将铁块放置在石头上面,用做好的铁锤开始敲击,钟原在一旁指挥着。
先敲掉一半下来丢进锻造炉内,拿着剩下的一半开始按斧头的形状开始敲打,在有了铁锤的助攻下,如虎添翼,很快就将形状锤了出来。
一头呈现方形,向着另一头延展,越来越薄的同时也越来越宽,到末尾带有轻微的弧度,这里就是斧头的锋刃了,只需要后期打磨开刃。
斧柄的位置钟原还是和锤子一样,做好最后的微调,钟原将拿来水慢慢淋在斧头上,让它冷却下来。
装好修饰过的木柄,整个斧头就完成了,整个斧头不包含木头的情况下有两斤多重,整体就和农村家用的斧头类似,只不过还差了开刃这一步。
照猫画虎,将另一把斧头也制作出来。
刀的选择,钟原也没有花里胡哨,直接选择了常见的杀猪刀形式。
这种刀长约三四十公分,刀背宽厚笔直,能够承受大力的斩击,刀刃从刀把处开始有着一个轻微的弧度到刀尖时有与刀背呈四十五度角收拢,刀身最宽处到达了六厘米左右。

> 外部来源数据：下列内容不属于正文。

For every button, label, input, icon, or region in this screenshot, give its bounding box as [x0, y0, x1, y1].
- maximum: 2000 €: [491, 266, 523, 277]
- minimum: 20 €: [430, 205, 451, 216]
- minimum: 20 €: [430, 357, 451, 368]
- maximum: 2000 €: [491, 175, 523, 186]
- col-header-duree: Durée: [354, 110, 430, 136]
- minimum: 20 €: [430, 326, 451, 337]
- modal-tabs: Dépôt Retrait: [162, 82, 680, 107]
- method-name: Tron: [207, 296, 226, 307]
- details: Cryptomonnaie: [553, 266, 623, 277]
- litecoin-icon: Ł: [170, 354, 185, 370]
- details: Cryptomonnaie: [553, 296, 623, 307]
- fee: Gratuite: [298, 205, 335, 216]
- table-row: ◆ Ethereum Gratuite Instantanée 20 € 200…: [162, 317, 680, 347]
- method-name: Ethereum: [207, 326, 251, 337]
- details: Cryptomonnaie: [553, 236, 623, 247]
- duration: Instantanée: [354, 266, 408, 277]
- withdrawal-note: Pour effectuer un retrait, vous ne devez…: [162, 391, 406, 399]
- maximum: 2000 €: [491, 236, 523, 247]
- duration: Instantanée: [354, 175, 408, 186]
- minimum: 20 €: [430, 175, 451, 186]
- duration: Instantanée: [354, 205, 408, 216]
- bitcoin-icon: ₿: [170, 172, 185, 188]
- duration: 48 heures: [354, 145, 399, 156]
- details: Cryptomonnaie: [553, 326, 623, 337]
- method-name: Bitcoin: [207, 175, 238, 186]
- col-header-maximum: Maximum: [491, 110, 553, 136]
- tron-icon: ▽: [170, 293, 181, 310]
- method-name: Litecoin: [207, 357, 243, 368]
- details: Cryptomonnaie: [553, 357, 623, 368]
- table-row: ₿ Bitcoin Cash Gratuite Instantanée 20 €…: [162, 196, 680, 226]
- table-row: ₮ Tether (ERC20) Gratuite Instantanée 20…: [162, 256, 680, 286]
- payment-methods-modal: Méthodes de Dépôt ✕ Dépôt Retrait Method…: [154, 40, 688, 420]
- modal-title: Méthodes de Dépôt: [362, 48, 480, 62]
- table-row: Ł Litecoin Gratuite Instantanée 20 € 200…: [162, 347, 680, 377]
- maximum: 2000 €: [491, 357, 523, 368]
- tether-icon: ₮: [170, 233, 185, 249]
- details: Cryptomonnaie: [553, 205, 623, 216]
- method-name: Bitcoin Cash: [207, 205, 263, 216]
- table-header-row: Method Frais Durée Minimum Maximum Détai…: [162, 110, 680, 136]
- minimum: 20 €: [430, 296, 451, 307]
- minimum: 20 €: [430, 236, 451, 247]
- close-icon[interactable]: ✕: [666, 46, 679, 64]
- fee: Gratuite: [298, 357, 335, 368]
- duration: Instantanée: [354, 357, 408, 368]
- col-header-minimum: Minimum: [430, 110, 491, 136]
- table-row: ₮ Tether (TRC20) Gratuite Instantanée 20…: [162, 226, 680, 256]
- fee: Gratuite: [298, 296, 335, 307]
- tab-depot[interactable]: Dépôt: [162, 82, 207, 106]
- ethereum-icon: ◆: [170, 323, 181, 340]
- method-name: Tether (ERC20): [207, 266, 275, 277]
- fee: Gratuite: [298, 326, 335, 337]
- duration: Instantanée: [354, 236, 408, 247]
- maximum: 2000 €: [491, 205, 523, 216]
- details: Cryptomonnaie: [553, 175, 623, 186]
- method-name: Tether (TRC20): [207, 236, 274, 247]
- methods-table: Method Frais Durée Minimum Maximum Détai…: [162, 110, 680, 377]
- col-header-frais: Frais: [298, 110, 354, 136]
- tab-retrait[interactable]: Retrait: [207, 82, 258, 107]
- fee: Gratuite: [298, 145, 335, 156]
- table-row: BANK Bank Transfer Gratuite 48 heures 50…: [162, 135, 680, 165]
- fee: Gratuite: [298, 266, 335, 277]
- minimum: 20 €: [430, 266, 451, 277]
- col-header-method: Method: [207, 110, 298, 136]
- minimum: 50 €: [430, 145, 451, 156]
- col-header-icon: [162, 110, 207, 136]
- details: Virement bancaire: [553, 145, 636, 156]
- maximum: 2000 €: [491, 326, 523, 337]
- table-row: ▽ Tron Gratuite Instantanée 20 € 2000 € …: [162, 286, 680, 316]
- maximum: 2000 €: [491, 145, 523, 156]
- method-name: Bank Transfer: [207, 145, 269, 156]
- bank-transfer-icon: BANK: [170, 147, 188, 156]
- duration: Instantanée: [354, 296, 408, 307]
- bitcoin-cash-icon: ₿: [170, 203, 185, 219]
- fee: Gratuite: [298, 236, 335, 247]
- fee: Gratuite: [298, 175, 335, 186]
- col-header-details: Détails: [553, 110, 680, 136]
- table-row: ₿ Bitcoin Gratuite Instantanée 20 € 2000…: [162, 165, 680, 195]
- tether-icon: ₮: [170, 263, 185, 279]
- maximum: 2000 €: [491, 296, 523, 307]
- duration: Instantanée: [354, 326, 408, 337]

握把的处理,钟原在把手处,用一根木棍当作模具,将它敲成了一个圆筒状,不仅可以手持,还可以组装上木棍,作为一把长兵器使用。
相信在这原始时代,没有那些人为制作的武器能抵挡住它的斩击,也没有任何生物能抗住它的一捅。
另一炉的铁块做了三把大的刀,六把小刀,还剩余的一小团。
这一团,钟原将它制作成了凿子,有了这个东西,日后在木头上开口可容易多了。
将两炉子的铁炼完,时间已经来到半夜,将准备好的饭菜分发给众人。
山立马端着碗,立马就快速的往嘴里刨,一碗不够连着吃了三大碗,才放下碗筷,打了一个饱嗝。
后世一句话,“人生三大苦,拉车打铁磨豆腐”,这不是白说的,举着铁锤不停的敲击,对体力可是不小的考验。
看着收集在一起的铁器,钟原将它们收集到了洞穴中,此刻天色已晚,只有明天再来给它们开锋了。